Le deuxième élément qui a contribué au succès des conservateurs est leur campagne défendant la dignité de ceux qui se sont sentis méprisés et humiliés par l’opposition libérale, et plus généralement par les élites au pouvoir pendant un quart de siècle après la chute du socialisme. Une sorte de vote de classe : dans le monde ouvrier et rural, on n’a pas oublié comment le PO (et précédemment la social-démocratie) ont imposé la mondialisation et l’intégration européenne, quels que soient les dégâts sociaux, et tant pis pour les «perdants qui ne savent pas s’adapter».
Enfin, le troisième facteur réside dans les réseaux et le maillage étroit dont dispose le PiS : l’Eglise, qui, dans de nombreux endroits, n’a pas caché quel était le «bon» choix électoral, mais aussi de nombreux syndicats, comme Solidarnosc, qui se sont investis dans la campagne (alors même que PO revendique aussi l’héritage de 1989).
C’est donc moins à des raisons idéologiques qu’à des motivations sociales et économiques que le PiS doit sa victoire. Il peut cependant se sentir conforté dans son ambition de transformer le pays en profondeur, au grand dam des Libéraux et de l’intelligentsia souvent proche de ces derniers, et qui aujourd’hui ne cachent ni leur dépit, ni leur découragement : le libéralisme «à l’occidentale» n’est pas près d'avoir l’hégémonie en Pologne. Et il est peu probable que l’élection présidentielle, prévue au printemps prochain, inverse la tendance.
A noter que la question de l’immigration a occupé peu de place dans la campagne (pas plus que la politique étrangère ou l’Europe). Et pour cause : c’est plutôt l’émigration, depuis deux décennies, de millions de travailleurs (en particulier des jeunes) qui marque cette économie désormais en forte croissance (et qui a de ce fait attiré entre un et deux millions d’Ukrainiens).
Cependant, on notera une évolution notable par rapport à la législature précédente : trois des forces d’opposition représentées au parlement comptent dans leurs rangs des députés moins agressifs vis-à-vis de Moscou que ne l’est la diplomatie officielle de Varsovie, obsessionnellement anti-russe.

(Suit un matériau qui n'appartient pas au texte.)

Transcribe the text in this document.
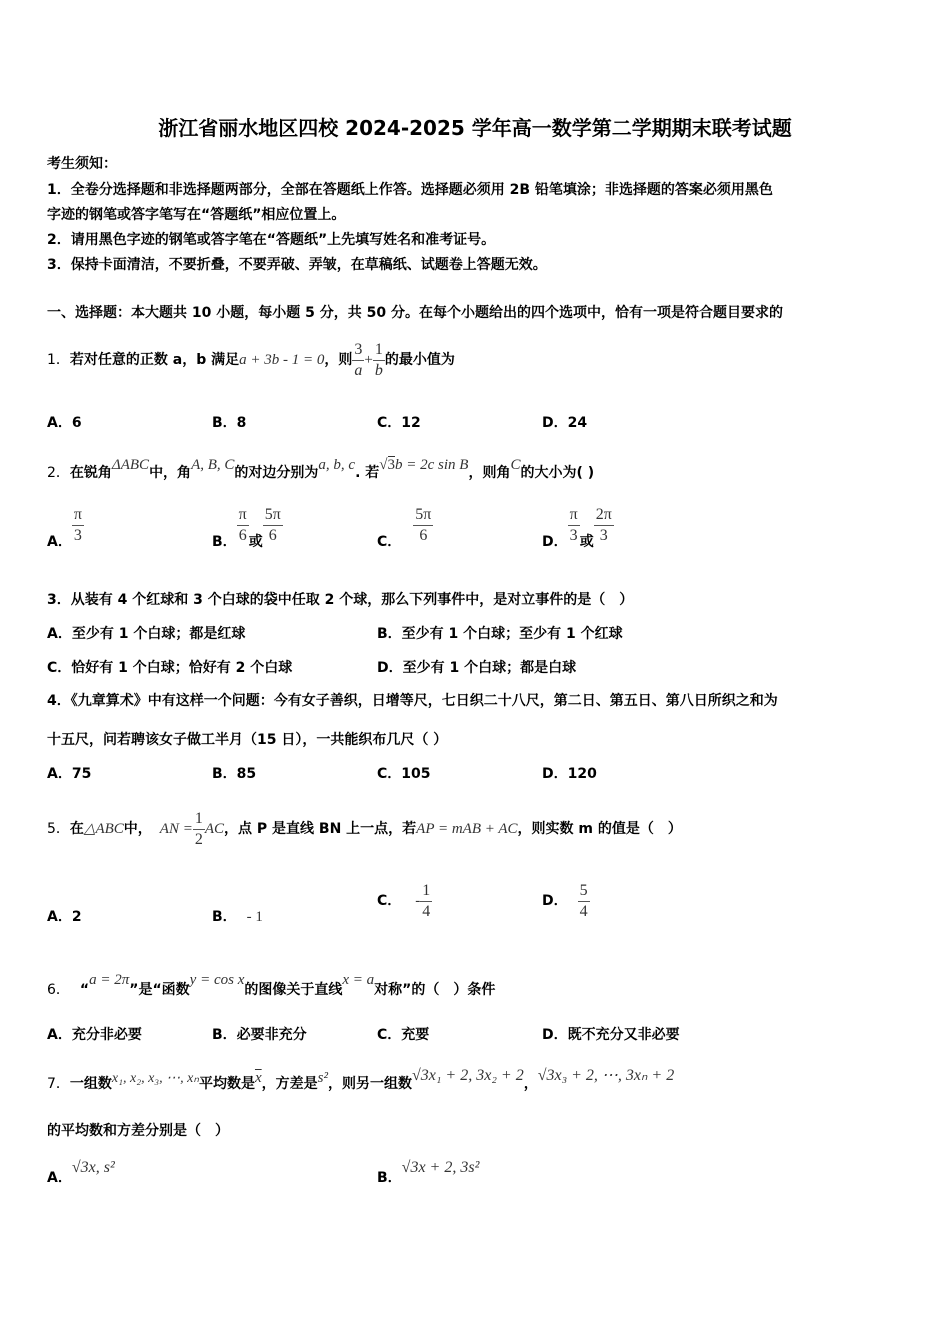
浙江省丽水地区四校 2024-2025 学年高一数学第二学期期末联考试题
考生须知：
1．全卷分选择题和非选择题两部分，全部在答题纸上作答。选择题必须用 2B 铅笔填涂；非选择题的答案必须用黑色
字迹的钢笔或答字笔写在“答题纸”相应位置上。
2．请用黑色字迹的钢笔或答字笔在“答题纸”上先填写姓名和准考证号。
3．保持卡面清洁，不要折叠，不要弄破、弄皱，在草稿纸、试题卷上答题无效。
一、选择题：本大题共 10 小题，每小题 5 分，共 50 分。在每个小题给出的四个选项中，恰有一项是符合题目要求的
1．若对任意的正数 a，b 满足a + 3b - 1 = 0，则 $\frac{3}{a} + \frac{1}{b}$ 的最小值为
A．6	B．8	C．12	D．24
2．在锐角ΔABC中，角A, B, C的对边分别为a, b, c. 若√3b = 2c sin B，则角C的大小为( )
A． $\frac{\pi}{3}$	B． $\frac{\pi}{6}$ 或 $\frac{5\pi}{6}$	C． $\frac{5\pi}{6}$	D． $\frac{\pi}{3}$ 或 $\frac{2\pi}{3}$
3．从装有 4 个红球和 3 个白球的袋中任取 2 个球，那么下列事件中，是对立事件的是（　）
A．至少有 1 个白球；都是红球	B．至少有 1 个白球；至少有 1 个红球
C．恰好有 1 个白球；恰好有 2 个白球	D．至少有 1 个白球；都是白球
4．《九章算术》中有这样一个问题：今有女子善织，日增等尺，七日织二十八尺，第二日、第五日、第八日所织之和为
十五尺，问若聘该女子做工半月（15 日），一共能织布几尺（ ）
A．75	B．85	C．105	D．120
5．在△ABC中， AN = $\frac{1}{2}$ AC，点 P 是直线 BN 上一点，若AP = mAB + AC，则实数 m 的值是（　）
A．2	B． - 1
C． - $\frac{1}{4}$	D． $\frac{5}{4}$
6． “a = 2π”是“函数y = cos x的图像关于直线x = a对称”的（　）条件
A．充分非必要	B．必要非充分	C．充要	D．既不充分又非必要
7．一组数x₁, x₂, x₃, ⋯, xₙ平均数是$\overline{x}$，方差是s²，则另一组数√3x₁ + 2, 3x₂ + 2，√3x₃ + 2, ⋯, 3xₙ + 2
的平均数和方差分别是（　）
A．√3x, s²
B．√3x + 2, 3s²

C’est le cas du PSL (des secteurs paysans souffrent des sanctions infligées par l’UE à Moscou), mais aussi certains élus de la Confédération, de même qu’une partie de la gauche.
Surtout, à Bruxelles, on a toutes raisons de s’inquiéter : M. Kaczynski et ses amis peuvent se sentir confortés et ce… trois jours après que la Commission eut une nouvelle fois traîné Varsovie devant la Cour de justice de l’UE pour «atteinte à l’Etat de droit». En cause : de nouvelles réformes de la justice accusées de mettre en cause l’indépendance de cette dernière.

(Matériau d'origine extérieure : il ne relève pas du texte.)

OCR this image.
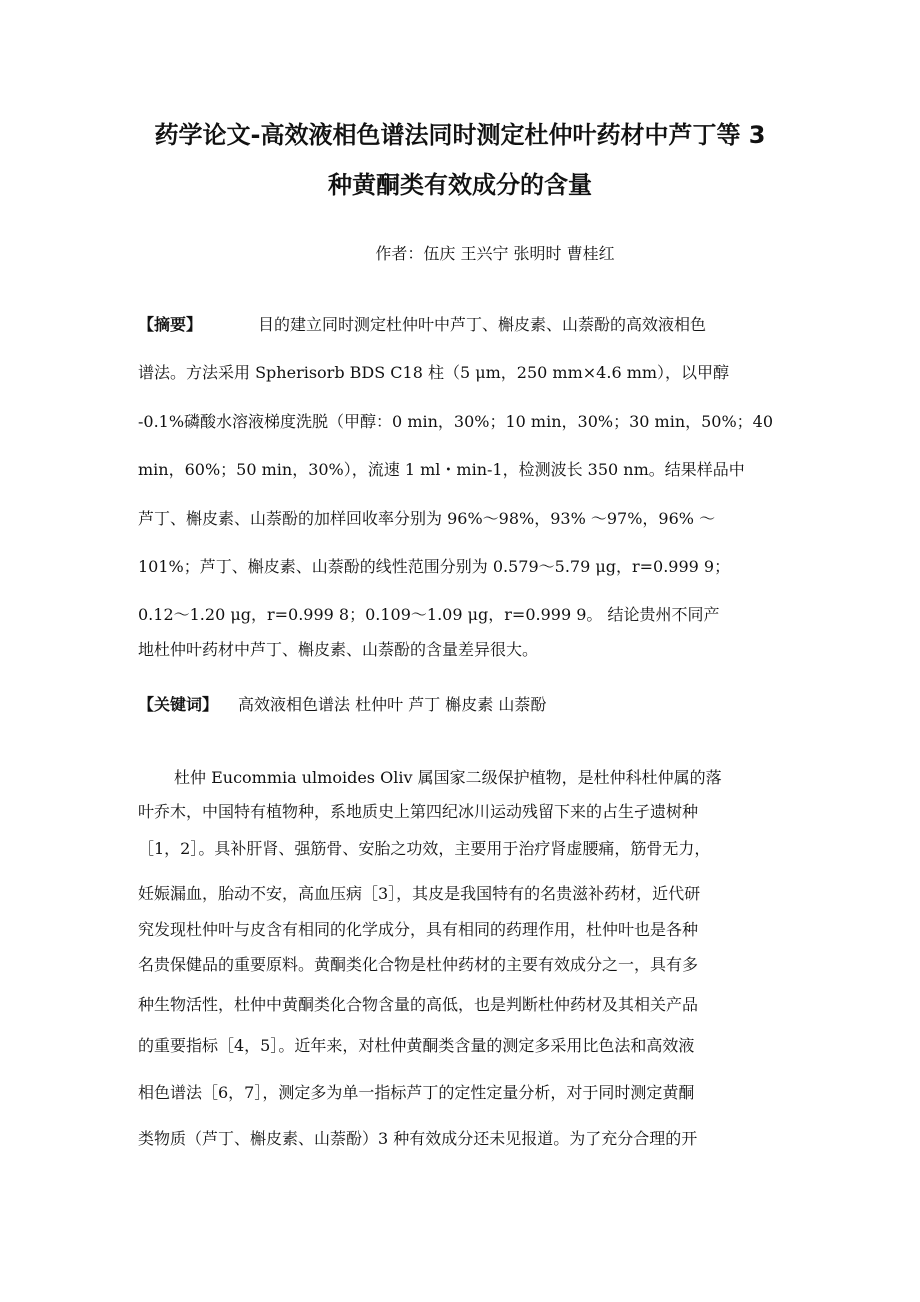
药学论文-高效液相色谱法同时测定杜仲叶药材中芦丁等 3
种黄酮类有效成分的含量
作者：伍庆 王兴宁 张明时 曹桂红
【摘要】	目的建立同时测定杜仲叶中芦丁、槲皮素、山萘酚的高效液相色
谱法。方法采用 Spherisorb BDS C18 柱（5 μm，250 mm×4.6 mm），以甲醇
-0.1%磷酸水溶液梯度洗脱（甲醇：0 min，30%；10 min，30%；30 min，50%；40
min，60%；50 min，30%），流速 1 ml・min-1，检测波长 350 nm。结果样品中
芦丁、槲皮素、山萘酚的加样回收率分别为 96%～98%，93% ～97%，96% ～
101%；芦丁、槲皮素、山萘酚的线性范围分别为 0.579～5.79 μg，r=0.999 9；
0.12～1.20 μg，r=0.999 8；0.109～1.09 μg，r=0.999 9。 结论贵州不同产
地杜仲叶药材中芦丁、槲皮素、山萘酚的含量差异很大。
【关键词】 高效液相色谱法 杜仲叶 芦丁 槲皮素 山萘酚
杜仲 Eucommia ulmoides Oliv 属国家二级保护植物，是杜仲科杜仲属的落
叶乔木，中国特有植物种，系地质史上第四纪冰川运动残留下来的占生孑遗树种
［1，2］。具补肝肾、强筋骨、安胎之功效，主要用于治疗肾虚腰痛，筋骨无力，
妊娠漏血，胎动不安，高血压病［3］，其皮是我国特有的名贵滋补药材，近代研
究发现杜仲叶与皮含有相同的化学成分，具有相同的药理作用，杜仲叶也是各种
名贵保健品的重要原料。黄酮类化合物是杜仲药材的主要有效成分之一，具有多
种生物活性，杜仲中黄酮类化合物含量的高低，也是判断杜仲药材及其相关产品
的重要指标［4，5］。近年来，对杜仲黄酮类含量的测定多采用比色法和高效液
相色谱法［6，7］，测定多为单一指标芦丁的定性定量分析，对于同时测定黄酮
类物质（芦丁、槲皮素、山萘酚）3 种有效成分还未见报道。为了充分合理的开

Certes les dirigeants polonais reconduits ne remettent absolument pas en cause le principe de l’UE, pas plus qu’ils ne souhaitent en sortir. Ne serait-ce que pour garder les dizaines de milliards de fonds européens qui sont versés à Varsovie. Mais le PiS rêve, un peu à l’instar du premier ministre hongrois, d’influer en faveur d’une Europe chrétienne et conservatrice, où les nations garderaient une marge de souveraineté. Une aspiration qui continuera à entrer de plus belle en collision avec l’état d’esprit bruxellois.

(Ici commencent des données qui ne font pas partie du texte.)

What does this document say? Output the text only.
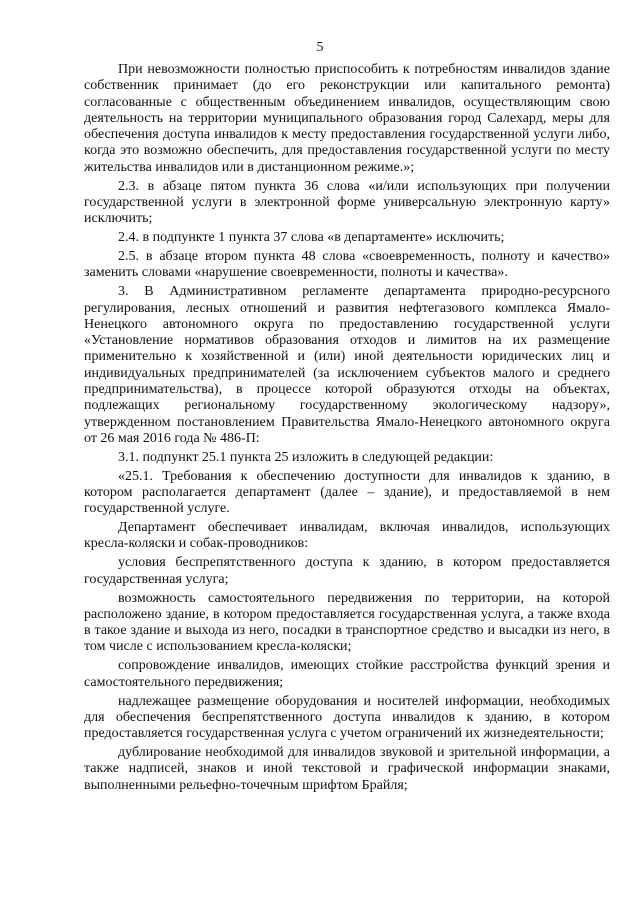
5

При невозможности полностью приспособить к потребностям инвалидов здание собственник принимает (до его реконструкции или капитального ремонта) согласованные с общественным объединением инвалидов, осуществляющим свою деятельность на территории муниципального образования город Салехард, меры для обеспечения доступа инвалидов к месту предоставления государственной услуги либо, когда это возможно обеспечить, для предоставления государственной услуги по месту жительства инвалидов или в дистанционном режиме.»;

2.3. в абзаце пятом пункта 36 слова «и/или использующих при получении государственной услуги в электронной форме универсальную электронную карту» исключить;

2.4. в подпункте 1 пункта 37 слова «в департаменте» исключить;

2.5. в абзаце втором пункта 48 слова «своевременность, полноту и качество» заменить словами «нарушение своевременности, полноты и качества».

3. В Административном регламенте департамента природно-ресурсного регулирования, лесных отношений и развития нефтегазового комплекса Ямало-Ненецкого автономного округа по предоставлению государственной услуги «Установление нормативов образования отходов и лимитов на их размещение применительно к хозяйственной и (или) иной деятельности юридических лиц и индивидуальных предпринимателей (за исключением субъектов малого и среднего предпринимательства), в процессе которой образуются отходы на объектах, подлежащих региональному государственному экологическому надзору», утвержденном постановлением Правительства Ямало-Ненецкого автономного округа от 26 мая 2016 года № 486-П:

3.1. подпункт 25.1 пункта 25 изложить в следующей редакции:

«25.1. Требования к обеспечению доступности для инвалидов к зданию, в котором располагается департамент (далее – здание), и предоставляемой в нем государственной услуге.

Департамент обеспечивает инвалидам, включая инвалидов, использующих кресла-коляски и собак-проводников:

условия беспрепятственного доступа к зданию, в котором предоставляется государственная услуга;

возможность самостоятельного передвижения по территории, на которой расположено здание, в котором предоставляется государственная услуга, а также входа в такое здание и выхода из него, посадки в транспортное средство и высадки из него, в том числе с использованием кресла-коляски;

сопровождение инвалидов, имеющих стойкие расстройства функций зрения и самостоятельного передвижения;

надлежащее размещение оборудования и носителей информации, необходимых для обеспечения беспрепятственного доступа инвалидов к зданию, в котором предоставляется государственная услуга с учетом ограничений их жизнедеятельности;

дублирование необходимой для инвалидов звуковой и зрительной информации, а также надписей, знаков и иной текстовой и графической информации знаками, выполненными рельефно-точечным шрифтом Брайля;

Dans ce contexte, l’actuel président du Conseil européen, subit une humiliation : Donald Tusk, lui-même ancien premier ministre polonais, et qui s’était engagé dans la campagne avec PO, son parti d’origine, doit constater que la majorité gouvernementale sortante, son adversaire, non seulement est reconduite, mais améliore notablement son score, qui plus est moyennant une participation considérablement accrue (61,2% soit +10,2 points).